Medicare Part A:
What to Know about Hospital Insurance Coverage
Medicare is a federal health insurance program offered to people 65 years of age and older and younger people with certain disabilities and illnesses. Medicare has four different parts. Part A offers coverage for hospitalizations.
You may get your inpatient care at a hospital, a critical access hospital, an inpatient mental healthcare hospital or an inpatient rehabilitation facility.
What Does Medicare Part A Cover?
Medicare Part A is hospital insurance. It covers the hospital charges and certain expenses you have during a hospital stay, including meals, operating room fees, necessary medical supplies and lab tests. Medicare Part A also covers inpatient hospital care required as part of a clinical research study.
However, Medicare Part A doesn’t cover doctor fees while you’re hospitalized—these are covered under Medicare Part B. Medicare Part A benefits also don’t extend to medically unnecessary fees, such as private duty nursing or personal care items.
When you’re admitted to a hospital, Medicare Part A covers most of your costs for up to 60 days. You’re responsible for paying a benefit period deductible. This period begins the day you are admitted and ends when you have been out for 60 days in a row.

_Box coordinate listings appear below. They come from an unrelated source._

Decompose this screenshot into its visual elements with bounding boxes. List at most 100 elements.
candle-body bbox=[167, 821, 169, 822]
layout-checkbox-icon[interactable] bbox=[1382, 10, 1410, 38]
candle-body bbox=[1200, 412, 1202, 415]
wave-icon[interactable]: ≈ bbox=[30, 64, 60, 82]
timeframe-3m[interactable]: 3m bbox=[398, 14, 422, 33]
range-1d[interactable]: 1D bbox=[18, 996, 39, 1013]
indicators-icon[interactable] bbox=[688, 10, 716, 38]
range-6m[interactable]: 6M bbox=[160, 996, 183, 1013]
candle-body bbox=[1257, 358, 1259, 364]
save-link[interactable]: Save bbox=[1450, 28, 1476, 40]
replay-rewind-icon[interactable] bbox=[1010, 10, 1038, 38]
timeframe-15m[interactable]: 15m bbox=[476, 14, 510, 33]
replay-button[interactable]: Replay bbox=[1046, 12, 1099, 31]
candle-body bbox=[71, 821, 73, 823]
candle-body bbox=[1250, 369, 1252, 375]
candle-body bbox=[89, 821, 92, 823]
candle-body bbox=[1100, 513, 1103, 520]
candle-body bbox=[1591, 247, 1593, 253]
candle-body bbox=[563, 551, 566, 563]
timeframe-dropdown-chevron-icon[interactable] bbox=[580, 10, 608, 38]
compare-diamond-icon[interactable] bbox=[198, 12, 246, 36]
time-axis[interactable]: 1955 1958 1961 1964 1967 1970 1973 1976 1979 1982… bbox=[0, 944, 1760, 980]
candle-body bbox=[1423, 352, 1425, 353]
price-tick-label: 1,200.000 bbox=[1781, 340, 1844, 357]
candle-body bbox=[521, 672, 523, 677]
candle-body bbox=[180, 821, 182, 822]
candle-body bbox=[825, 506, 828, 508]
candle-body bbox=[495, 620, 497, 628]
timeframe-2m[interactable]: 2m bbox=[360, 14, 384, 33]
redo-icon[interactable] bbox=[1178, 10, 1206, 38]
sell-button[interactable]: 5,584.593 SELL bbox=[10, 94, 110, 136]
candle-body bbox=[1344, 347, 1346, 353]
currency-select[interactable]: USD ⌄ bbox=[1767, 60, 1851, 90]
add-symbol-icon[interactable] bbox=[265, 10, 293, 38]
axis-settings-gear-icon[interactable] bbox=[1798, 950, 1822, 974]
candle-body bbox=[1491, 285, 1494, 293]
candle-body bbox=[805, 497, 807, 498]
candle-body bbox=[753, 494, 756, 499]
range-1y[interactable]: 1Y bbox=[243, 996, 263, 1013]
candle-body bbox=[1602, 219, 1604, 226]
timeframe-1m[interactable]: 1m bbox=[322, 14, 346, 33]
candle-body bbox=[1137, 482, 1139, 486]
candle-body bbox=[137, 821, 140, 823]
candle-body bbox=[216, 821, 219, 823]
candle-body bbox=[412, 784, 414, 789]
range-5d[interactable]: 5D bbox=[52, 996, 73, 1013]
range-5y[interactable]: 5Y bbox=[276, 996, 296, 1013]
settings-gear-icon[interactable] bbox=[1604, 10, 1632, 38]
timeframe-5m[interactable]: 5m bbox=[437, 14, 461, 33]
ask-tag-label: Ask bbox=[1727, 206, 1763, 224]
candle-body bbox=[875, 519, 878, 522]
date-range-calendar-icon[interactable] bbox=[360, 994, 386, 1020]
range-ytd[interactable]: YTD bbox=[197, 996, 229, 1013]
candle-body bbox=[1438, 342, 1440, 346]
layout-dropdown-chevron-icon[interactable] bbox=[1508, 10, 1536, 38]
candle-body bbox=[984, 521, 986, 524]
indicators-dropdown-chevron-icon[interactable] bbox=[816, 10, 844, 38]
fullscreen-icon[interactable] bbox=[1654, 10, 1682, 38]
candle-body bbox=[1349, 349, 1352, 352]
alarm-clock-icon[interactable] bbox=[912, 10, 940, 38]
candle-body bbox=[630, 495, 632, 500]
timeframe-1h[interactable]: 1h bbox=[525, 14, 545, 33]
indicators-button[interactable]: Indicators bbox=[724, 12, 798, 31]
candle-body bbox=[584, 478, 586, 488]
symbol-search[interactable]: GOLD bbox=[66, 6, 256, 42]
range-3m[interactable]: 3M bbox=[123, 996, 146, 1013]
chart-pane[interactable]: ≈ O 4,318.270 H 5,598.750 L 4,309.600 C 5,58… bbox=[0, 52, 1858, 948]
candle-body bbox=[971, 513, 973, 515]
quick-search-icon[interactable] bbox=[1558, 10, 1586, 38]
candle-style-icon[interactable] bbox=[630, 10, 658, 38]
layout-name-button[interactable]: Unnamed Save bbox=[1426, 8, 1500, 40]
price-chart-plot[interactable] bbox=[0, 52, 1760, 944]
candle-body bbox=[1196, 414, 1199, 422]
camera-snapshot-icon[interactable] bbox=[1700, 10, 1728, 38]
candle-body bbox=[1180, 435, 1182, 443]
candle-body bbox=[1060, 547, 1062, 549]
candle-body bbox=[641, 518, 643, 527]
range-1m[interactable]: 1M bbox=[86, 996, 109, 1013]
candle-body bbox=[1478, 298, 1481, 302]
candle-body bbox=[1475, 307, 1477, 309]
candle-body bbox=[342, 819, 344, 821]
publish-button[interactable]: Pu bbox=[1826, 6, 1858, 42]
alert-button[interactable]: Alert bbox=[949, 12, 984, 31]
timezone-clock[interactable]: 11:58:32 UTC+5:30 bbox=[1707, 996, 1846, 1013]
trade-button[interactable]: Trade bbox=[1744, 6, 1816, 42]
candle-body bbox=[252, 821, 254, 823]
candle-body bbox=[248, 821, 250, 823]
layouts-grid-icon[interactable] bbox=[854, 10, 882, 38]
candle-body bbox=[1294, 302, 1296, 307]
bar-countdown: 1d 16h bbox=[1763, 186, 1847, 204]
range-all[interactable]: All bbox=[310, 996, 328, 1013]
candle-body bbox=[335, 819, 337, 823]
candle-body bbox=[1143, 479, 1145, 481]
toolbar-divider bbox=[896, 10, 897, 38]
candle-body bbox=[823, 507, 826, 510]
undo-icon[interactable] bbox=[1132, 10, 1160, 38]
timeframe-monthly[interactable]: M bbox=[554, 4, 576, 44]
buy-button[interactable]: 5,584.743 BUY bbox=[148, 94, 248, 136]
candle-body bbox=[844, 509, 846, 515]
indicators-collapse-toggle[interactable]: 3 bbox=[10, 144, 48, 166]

Covered inpatient hospital services include:
- Semi-private rooms
- All meals, including special or medically-necessary diets
- Skilled nursing services
- Care received in a special unit, such as Intensive Care and Coronary Care
- Drugs, medical supplies and medical equipment used during your inpatient stay
- Lab tests and X-rays completed during your inpatient stay
- Operating room and recovery room services
- Rehabilitation services received during your inpatient stay
- Some blood transfusions
Skilled nursing facility care
Skilled nursing facility stays are covered under Medicare Part A following a related inpatient hospital stay. To qualify for skilled nursing facility care, your hospital stay must have lasted at least three days and occurred within the 30 days prior to skilled nursing facility admission.
Medicare Part A covers a semi-private room, meals and a range of services provided by the skilled nursing facility, including rehabilitation services, medications and medication administration, tube feedings, wound care and dietary counseling.
Home healthcare services
Medicare Part A covers home health care services when deemed medically necessary and ordered by your healthcare provider. These services include part-time or intermittent care, including physical therapy, speech-language pathology, occupational therapy, home health aide services and medical social services. Medicare Part A covers the entire cost of home healthcare services.
However, if your doctor orders durable medical equipment for your use at home, this is covered under Medicare Part B. You are responsible for 20% of the Medicare-approved amount.
If your healthcare provider has determined that you are terminally ill (six months or less to live), you qualify for hospice care through Medicare Part A. This palliative care focuses on relieving pain and keeping you as comfortable as possible. You are covered to receive hospice care as long as you need it. These services are typically provided in your home.
Hospice services covered under Medicare Part A include:
- Doctor services and nursing care
- Pain relief medications
- Social services
- Durable medical equipment and medical supplies
- Hospice aide services
- Homemaker services
- Physical therapy
- Occupational therapy
- Dietary counseling
- Short-term inpatient care, if required for pain or symptom management
To receive hospice care through Medicare Part A, you must agree to stop curative treatments. However, you have the right to stop hospice care and restart curative treatments at any time.
How Much Does Medicare Part A Cost?
Is Medicare Part A free?
Well, not exactly. Most beneficiaries will pay nothing for Medicare Part A at age 65 though because they have already pre-paid it. You see, we all pay taxes during our working years that are specifically for our future Medicare hospital coverage during retirement.
When you’re hospitalized, Medicare Part A pays most of the costs for stays of up to 60 days. You will still be responsible for the benefit period deductible. A benefit period begins the day you are admitted into a hospital or skilled nursing facility and ends when you have been out for 60 days in a row. You may have multiple hospital stays during one benefit period.